When my daughter Josephine was a baby, I dressed her in overalls and kept her hair short. As she got older, we played sports together, worked in the garage with tools together, and generally did "manly" things. Then, one day, at around two-years-old, she came into possession of a bejeweled crown, put it on her head and said to me, "You just don't understand what girls do." She then wore a crown of some kind almost every day until she headed off to kindergarten. She was exploring that box because she had to explore that box, just as I had spent much of my boyhood playing at soldier or cowboy or Batman because I had to.

"I'll rescue her! What does she look like?" "She's orangish-yellow and has long hair and pictures of bows on her side."

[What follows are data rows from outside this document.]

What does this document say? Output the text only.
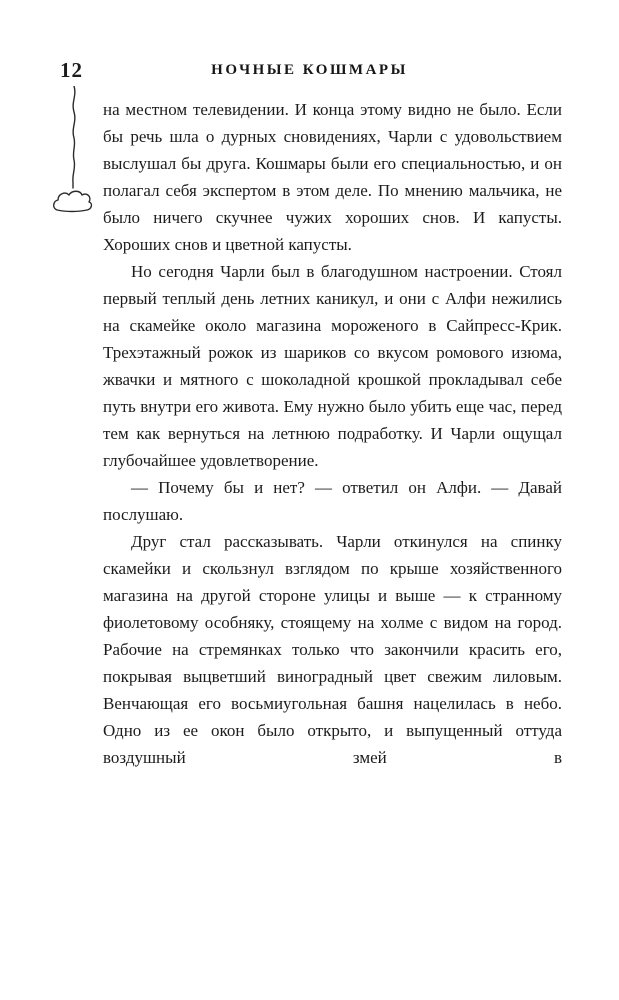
12	НОЧНЫЕ КОШМАРЫ

на местном телевидении. И конца этому видно не было. Если бы речь шла о дурных сновидениях, Чарли с удовольствием выслушал бы друга. Кошмары были его специальностью, и он полагал себя экспертом в этом деле. По мнению мальчика, не было ничего скучнее чужих хороших снов. И капусты. Хороших снов и цветной капусты.

Но сегодня Чарли был в благодушном настроении. Стоял первый теплый день летних каникул, и они с Алфи нежились на скамейке около магазина мороженого в Сайпресс-Крик. Трехэтажный рожок из шариков со вкусом ромового изюма, жвачки и мятного с шоколадной крошкой прокладывал себе путь внутри его живота. Ему нужно было убить еще час, перед тем как вернуться на летнюю подработку. И Чарли ощущал глубочайшее удовлетворение.

— Почему бы и нет? — ответил он Алфи. — Давай послушаю.

Друг стал рассказывать. Чарли откинулся на спинку скамейки и скользнул взглядом по крыше хозяйственного магазина на другой стороне улицы и выше — к странному фиолетовому особняку, стоящему на холме с видом на город. Рабочие на стремянках только что закончили красить его, покрывая выцветший виноградный цвет свежим лиловым. Венчающая его восьмиугольная башня нацелилась в небо. Одно из ее окон было открыто, и выпущенный оттуда воздушный змей в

Then, once we understand the box, we spend the rest of our lives trying to climb out as we strive to create who we are, who we really are, as individuals. Meanwhile, the rest of the world, in their lazy bigotry, seeks to keep us in those boxes, even feeling threatened by us or worried for us when we try to climb out.

"Don't worry, I'll find her!"

The boxes are real and at one level they are useful, just as Tannen's book helped me better understand "women." On the other hand, they are traps, just as her book told me nothing valuable about the individual women with whom I actually spent my life. We're not going to get rid of the boxes. Even if we did manage to tear them all up, we would simply, as a society, construct new ones because it's part of what humans do. I guess we just like to play with boxes.

What we can do, however, is to remember that the person with whom we are, just like us, is striving to climb out, and to offer them a hand if they need it.